In coming days, the rover is probably going to head toward the true summit, "which is a little outcrop that is actual highest point on the entire summit plateau," Squyres said. "Not to bag the summit, but because there are some good rock outcrops over there," he elaborated. "After that, we're going to head south." Where and how exactly have yet to be determined.
Down here on Earth, the MER team members will get together today for a planning meeting "to look at the slope maps and determine the interesting science things the team wants to hit," said Crisp. As always, "it's a matter of where it is okay to drive, what looks interesting, and what's a sensible path to take to hit things along the way."
Opportunity from Meridiani Planum
Opportunity's recovery from the unexpected 'power-off' event on her Sol 563/August 24, appears complete, although the MER engineers still have no idea what caused the rover to suddenly just shut down.
"We proceeded very carefully, because we weren't sure what happened," explained Crisp. "We came back slowly. One day at a time we added functionality back, and each command we gave the rover executed beautifully."
By sol 570/Aug. 31, the rover had successfully performed observations with the panoramic camera (PanCam), navigation camera, and miniature thermal emission spectrometer (mini-TES) and had completed a short APXS integration, with the robotic arm stowed, and a 21-foot/6.5-meter blind drive.
The team took additional precautions with each sol's plan, including shutting down after the morning uplink, to save the high-gain antenna position, thus preventing an X-band fault in case of another anomaly, and waiting 15 minutes after wakeup to start any science activities. The rover responded as expected in all case. "Opportunity is okay," reported Crisp.
Once she was back in the saddle, Opportunity continued her journey east to the Erebus Highway. It was slow going at first because the rover team commanded the operations with post-anomaly restrictions in place, and because the rover has also been in restricted sol mode. And along the way, the rover, as has always been the plan, has stopped to take pictures with the PanCam and navigation camera, as well as remote sending with her mini-TES.
The week of September 11, Opportunity resumed normal operations, and began making significant progress toward Erebus Crater. In fact, that next sol, Monday, Sept. 12, the rovercompleted a 98-foot /30-meter drive that put her on the Erebus Highway‚ an outcrop-rich area that extends south toward the crater and provides the rover with a better surface to traverse. The rover's been heading south since then. "We are proceeding south toward Erebus Crater, and we've gotten to the point where we can see good outcrops exposed on both the western and southeastern rims of Erebus Crater," Squyres confirmed yesterday. The team has christened the patch of rocks on the southeast side of the crater, Vermillion Cliffs, and those on the southwest side they callthe Mogollon Rim.
Currently, "the rover is on the highway and just about at the rim," Squyres said. But Opportunity is going to stop and check out "a really beautiful exposure of bedrock that we named South Shetland," he said. "It's not quite on the actual lip of the crater, but it's very close. Most likely, we'll spend this weekend at South Shetland."
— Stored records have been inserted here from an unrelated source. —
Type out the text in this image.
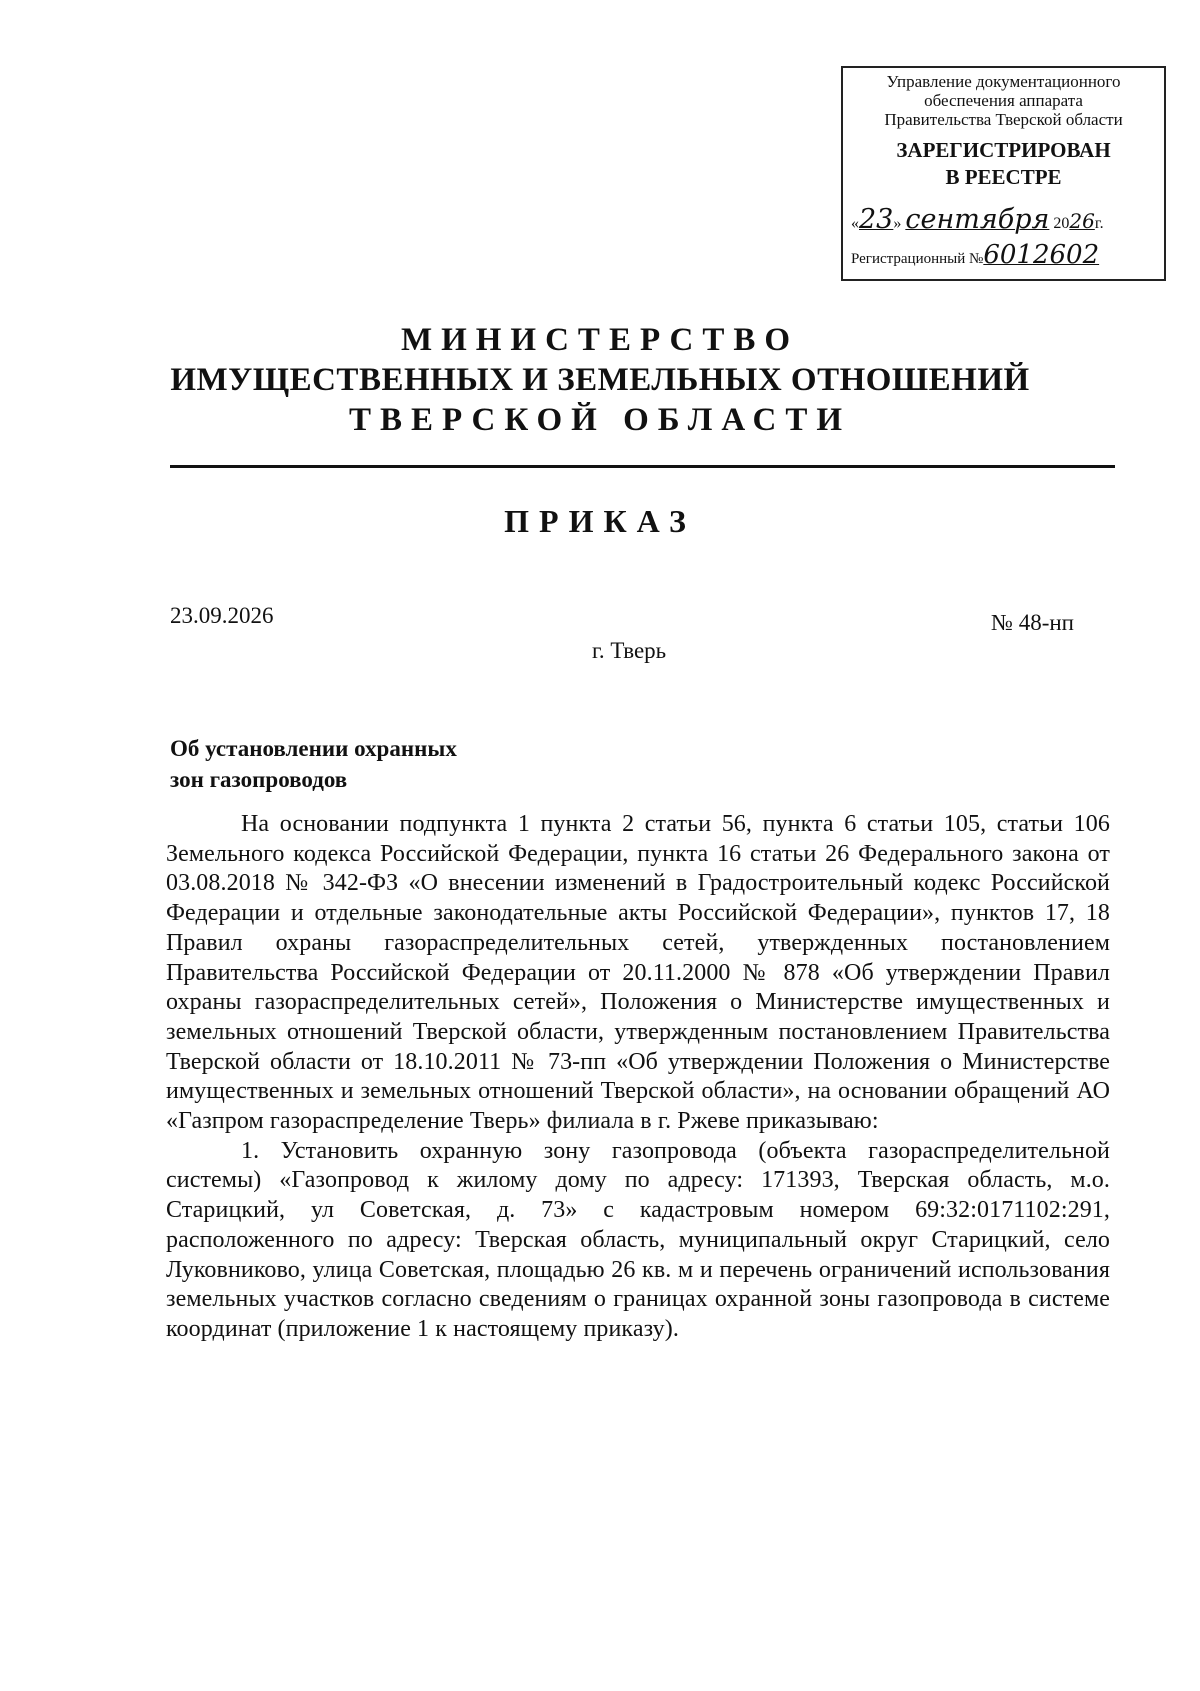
Управление документационного
обеспечения аппарата
Правительства Тверской области
ЗАРЕГИСТРИРОВАН
В РЕЕСТРЕ
«23» сентября 2026г.
Регистрационный №6012602
МИНИСТЕРСТВО
ИМУЩЕСТВЕННЫХ И ЗЕМЕЛЬНЫХ ОТНОШЕНИЙ
ТВЕРСКОЙ ОБЛАСТИ
ПРИКАЗ
23.09.2026	№ 48-нп
г. Тверь
Об установлении охранных
зон газопроводов

На основании подпункта 1 пункта 2 статьи 56, пункта 6 статьи 105, статьи 106 Земельного кодекса Российской Федерации, пункта 16 статьи 26 Федерального закона от 03.08.2018 № 342-ФЗ «О внесении изменений в Градостроительный кодекс Российской Федерации и отдельные законодательные акты Российской Федерации», пунктов 17, 18 Правил охраны газораспределительных сетей, утвержденных постановлением Правительства Российской Федерации от 20.11.2000 № 878 «Об утверждении Правил охраны газораспределительных сетей», Положения о Министерстве имущественных и земельных отношений Тверской области, утвержденным постановлением Правительства Тверской области от 18.10.2011 № 73-пп «Об утверждении Положения о Министерстве имущественных и земельных отношений Тверской области», на основании обращений АО «Газпром газораспределение Тверь» филиала в г. Ржеве приказываю:

1. Установить охранную зону газопровода (объекта газораспределительной системы) «Газопровод к жилому дому по адресу: 171393, Тверская область, м.о. Старицкий, ул Советская, д. 73» с кадастровым номером 69:32:0171102:291, расположенного по адресу: Тверская область, муниципальный округ Старицкий, село Луковниково, улица Советская, площадью 26 кв. м и перечень ограничений использования земельных участков согласно сведениям о границах охранной зоны газопровода в системе координат (приложение 1 к настоящему приказу).
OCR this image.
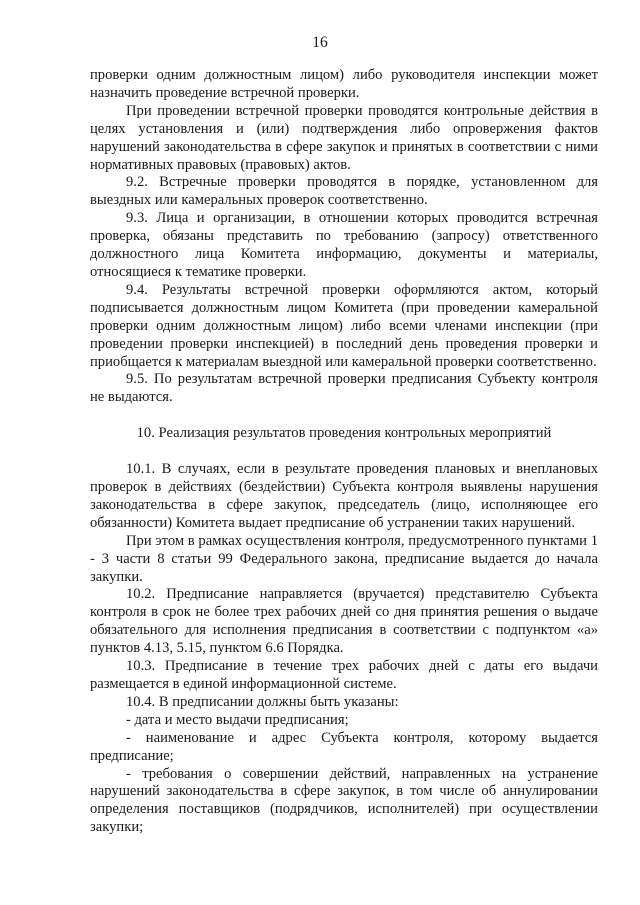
16

проверки одним должностным лицом) либо руководителя инспекции может назначить проведение встречной проверки.

При проведении встречной проверки проводятся контрольные действия в целях установления и (или) подтверждения либо опровержения фактов нарушений законодательства в сфере закупок и принятых в соответствии с ними нормативных правовых (правовых) актов.

9.2. Встречные проверки проводятся в порядке, установленном для выездных или камеральных проверок соответственно.

9.3. Лица и организации, в отношении которых проводится встречная проверка, обязаны представить по требованию (запросу) ответственного должностного лица Комитета информацию, документы и материалы, относящиеся к тематике проверки.

9.4. Результаты встречной проверки оформляются актом, который подписывается должностным лицом Комитета (при проведении камеральной проверки одним должностным лицом) либо всеми членами инспекции (при проведении проверки инспекцией) в последний день проведения проверки и приобщается к материалам выездной или камеральной проверки соответственно.

9.5. По результатам встречной проверки предписания Субъекту контроля не выдаются.

10. Реализация результатов проведения контрольных мероприятий

10.1. В случаях, если в результате проведения плановых и внеплановых проверок в действиях (бездействии) Субъекта контроля выявлены нарушения законодательства в сфере закупок, председатель (лицо, исполняющее его обязанности) Комитета выдает предписание об устранении таких нарушений.

При этом в рамках осуществления контроля, предусмотренного пунктами 1 - 3 части 8 статьи 99 Федерального закона, предписание выдается до начала закупки.

10.2. Предписание направляется (вручается) представителю Субъекта контроля в срок не более трех рабочих дней со дня принятия решения о выдаче обязательного для исполнения предписания в соответствии с подпунктом «а» пунктов 4.13, 5.15, пунктом 6.6 Порядка.

10.3. Предписание в течение трех рабочих дней с даты его выдачи размещается в единой информационной системе.

10.4. В предписании должны быть указаны:

- дата и место выдачи предписания;

- наименование и адрес Субъекта контроля, которому выдается предписание;

- требования о совершении действий, направленных на устранение нарушений законодательства в сфере закупок, в том числе об аннулировании определения поставщиков (подрядчиков, исполнителей) при осуществлении закупки;
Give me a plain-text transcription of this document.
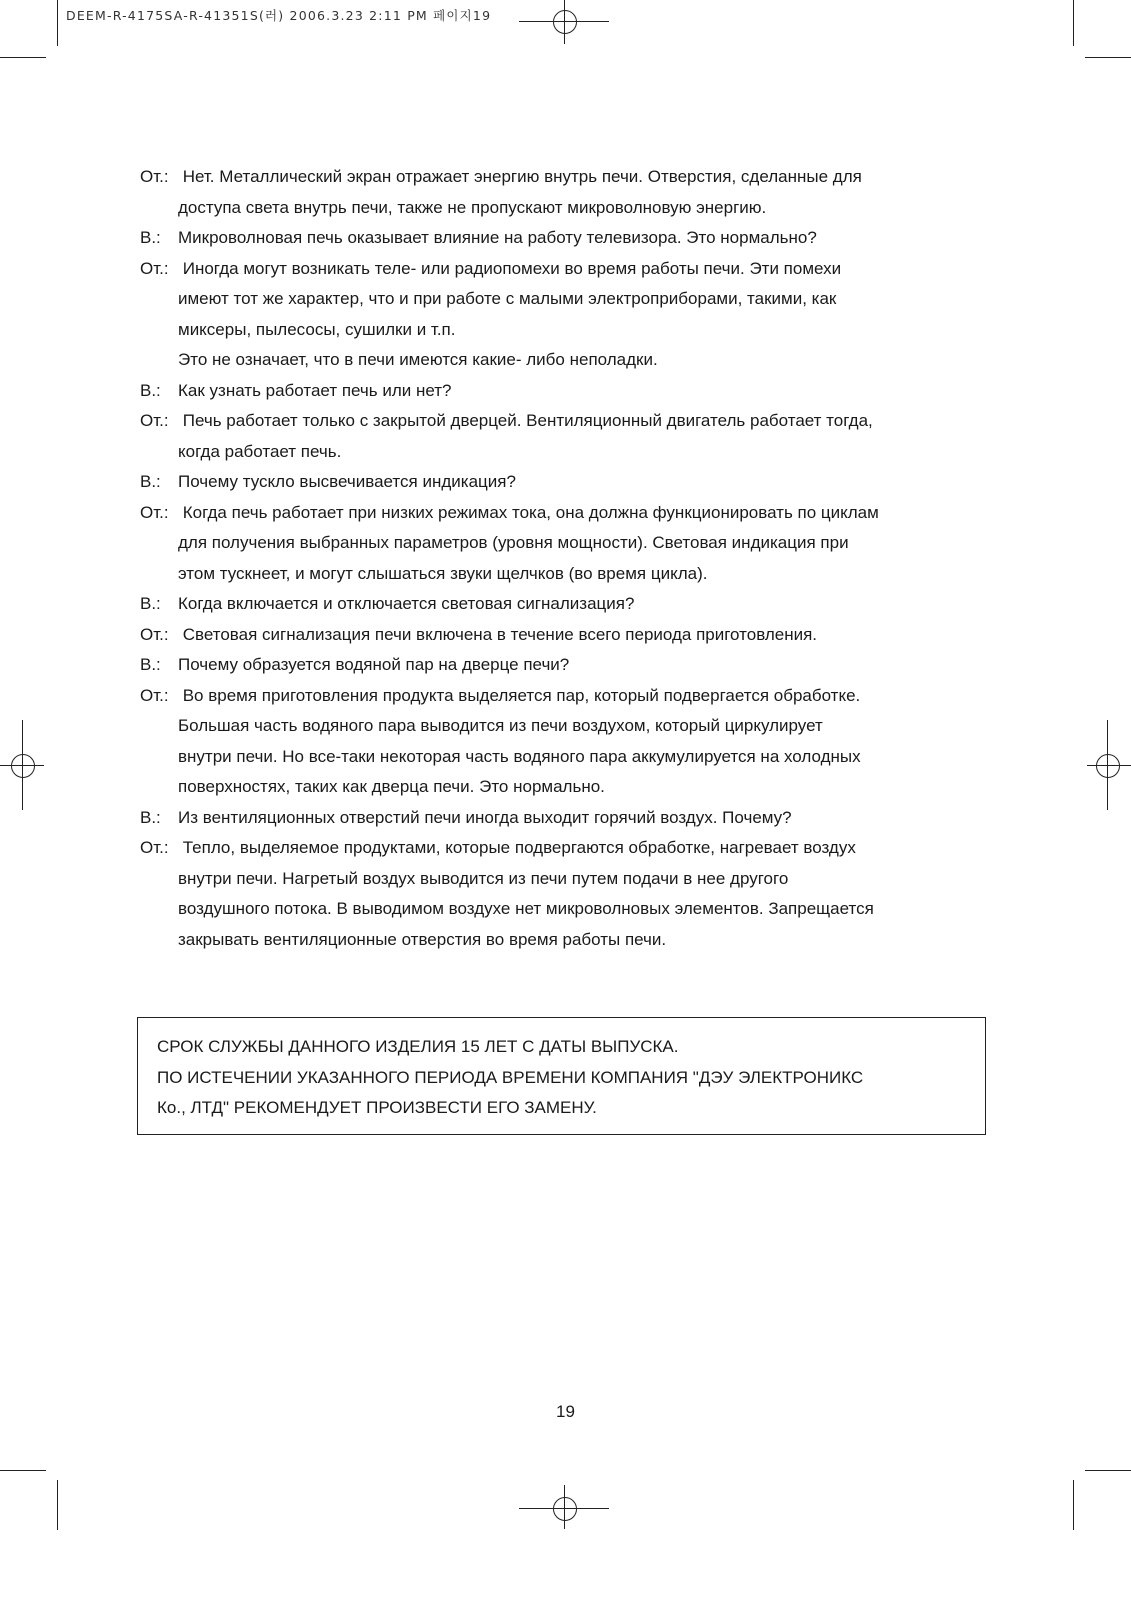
DEEM-R-4175SA-R-41351S(러) 2006.3.23 2:11 PM 페이지19
От.: Нет. Металлический экран отражает энергию внутрь печи. Отверстия, сделанные для
доступа света внутрь печи, также не пропускают микроволновую энергию.
В.:	Микроволновая печь оказывает влияние на работу телевизора. Это нормально?
От.: Иногда могут возникать теле- или радиопомехи во время работы печи. Эти помехи
имеют тот же характер, что и при работе с малыми электроприборами, такими, как
миксеры, пылесосы, сушилки и т.п.
Это не означает, что в печи имеются какие- либо неполадки.
В.:	Как узнать работает печь или нет?
От.: Печь работает только с закрытой дверцей. Вентиляционный двигатель работает тогда,
когда работает печь.
В.:	Почему тускло высвечивается индикация?
От.: Когда печь работает при низких режимах тока, она должна функционировать по циклам
для получения выбранных параметров (уровня мощности). Световая индикация при
этом тускнеет, и могут слышаться звуки щелчков (во время цикла).
В.:	Когда включается и отключается световая сигнализация?
От.: Световая сигнализация печи включена в течение всего периода приготовления.
В.:	Почему образуется водяной пар на дверце печи?
От.: Во время приготовления продукта выделяется пар, который подвергается обработке.
Большая часть водяного пара выводится из печи воздухом, который циркулирует
внутри печи. Но все-таки некоторая часть водяного пара аккумулируется на холодных
поверхностях, таких как дверца печи. Это нормально.
В.:	Из вентиляционных отверстий печи иногда выходит горячий воздух. Почему?
От.: Тепло, выделяемое продуктами, которые подвергаются обработке, нагревает воздух
внутри печи. Нагретый воздух выводится из печи путем подачи в нее другого
воздушного потока. В выводимом воздухе нет микроволновых элементов. Запрещается
закрывать вентиляционные отверстия во время работы печи.
СРОК СЛУЖБЫ ДАННОГО ИЗДЕЛИЯ 15 ЛЕТ С ДАТЫ ВЫПУСКА.
ПО ИСТЕЧЕНИИ УКАЗАННОГО ПЕРИОДА ВРЕМЕНИ КОМПАНИЯ "ДЭУ ЭЛЕКТРОНИКС
Ко., ЛТД" РЕКОМЕНДУЕТ ПРОИЗВЕСТИ ЕГО ЗАМЕНУ.
19
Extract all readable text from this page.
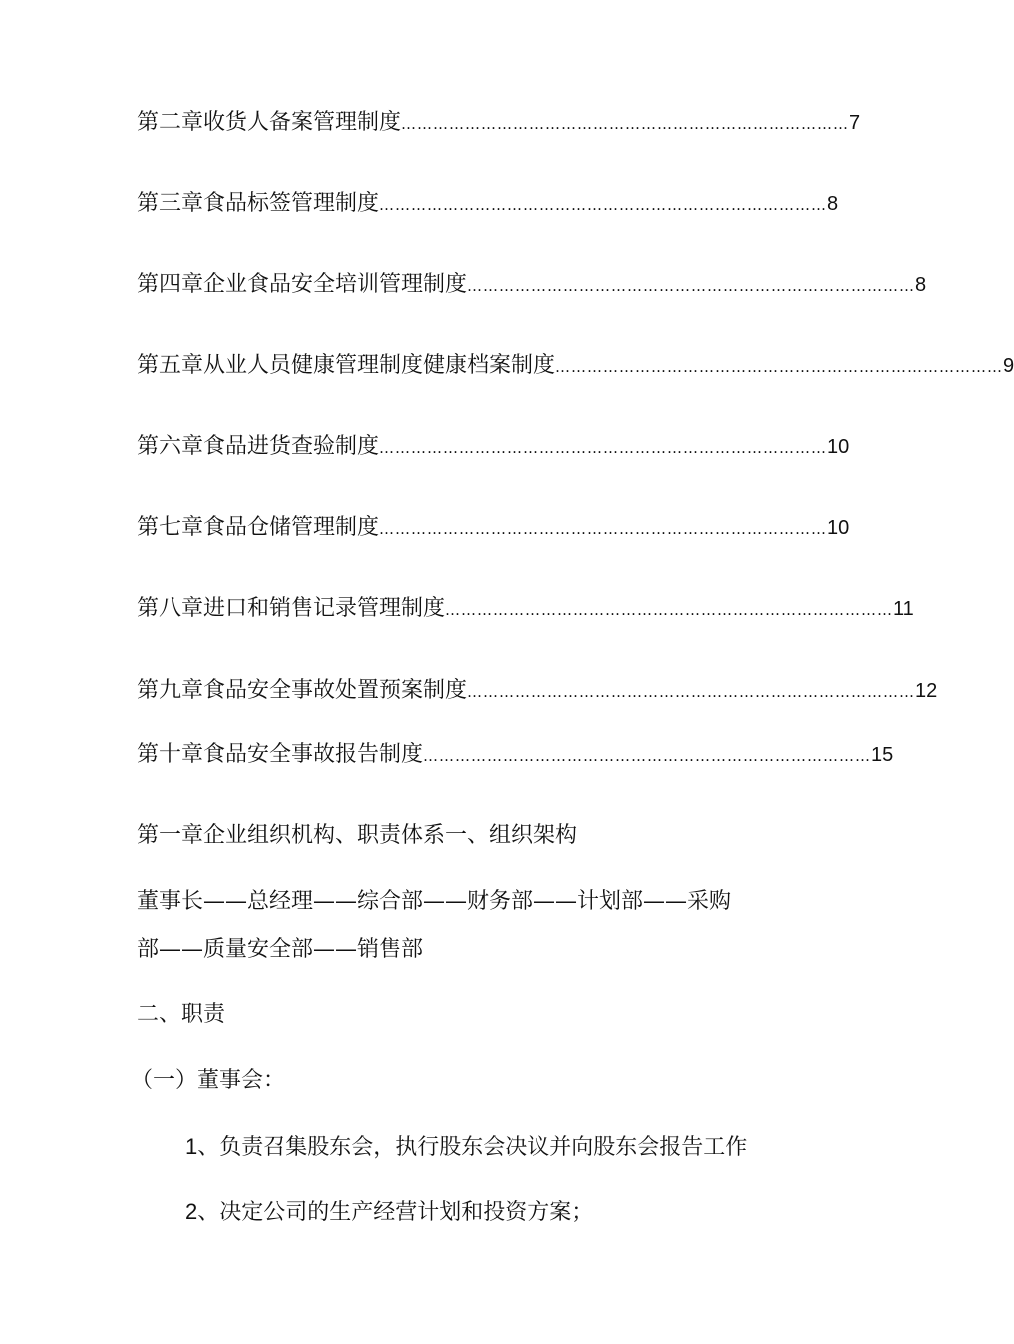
第二章收货人备案管理制度 ………………………………………………………………………… 7
第三章食品标签管理制度 ………………………………………………………………………… 8
第四章企业食品安全培训管理制度 ………………………………………………………………………… 8
第五章从业人员健康管理制度健康档案制度 ………………………………………………………………………… 9
第六章食品进货查验制度 ………………………………………………………………………… 10
第七章食品仓储管理制度 ………………………………………………………………………… 10
第八章进口和销售记录管理制度 ………………………………………………………………………… 11
第九章食品安全事故处置预案制度 ………………………………………………………………………… 12
第十章食品安全事故报告制度 ………………………………………………………………………… 15
第一章企业组织机构、职责体系一、组织架构
董事长——总经理——综合部——财务部——计划部——采购
部——质量安全部——销售部
二、职责
（一）董事会：
1、负责召集股东会，执行股东会决议并向股东会报告工作
2、决定公司的生产经营计划和投资方案；
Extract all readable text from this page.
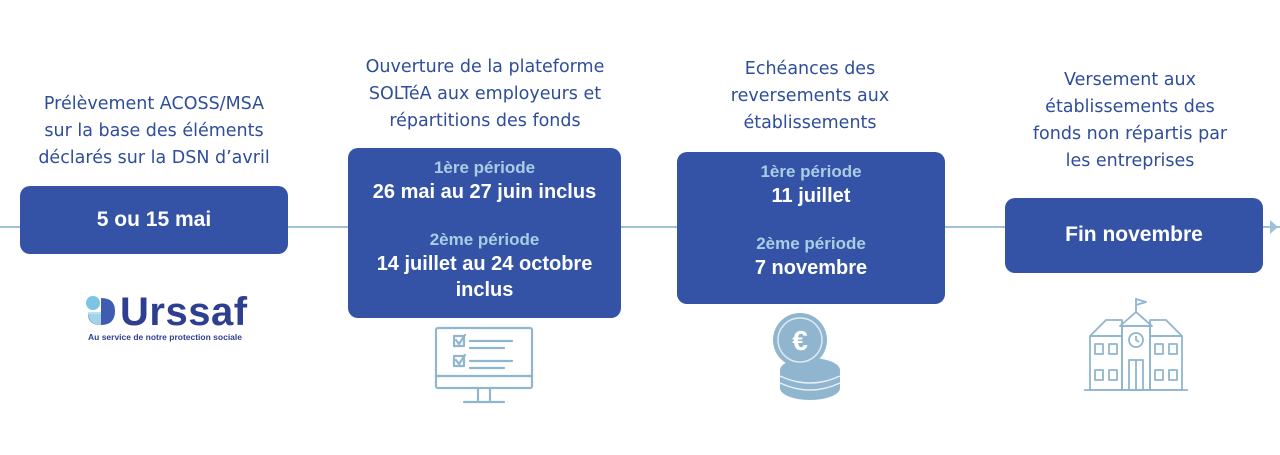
Prélèvement ACOSS/MSA
sur la base des éléments
déclarés sur la DSN d’avril
5 ou 15 mai
Urssaf
Au service de notre protection sociale
Ouverture de la plateforme
SOLTéA aux employeurs et
répartitions des fonds
1ère période
26 mai au 27 juin inclus
2ème période
14 juillet au 24 octobre
inclus
Echéances des
reversements aux
établissements
1ère période
11 juillet
2ème période
7 novembre
€
Versement aux
établissements des
fonds non répartis par
les entreprises
Fin novembre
In coming days, Opportunity will continue her investigation of Erebus Crater.
"The inside looks like it's filled with sand-ripple dune things," Crisp noted. Just the kind of things that make the hair on the rover engineers' arms stand on end.
For now, the science team is waiting to get "closer images" to decide, Crisp added, "if we're going to go left around Erebus or right around Erebus, and that depends on what we see in terms of rock and what's drivable."
Down at mission control, the Sol 563 anomaly is still under investigation. But for Opportunity up on Mars, all's well that ends well.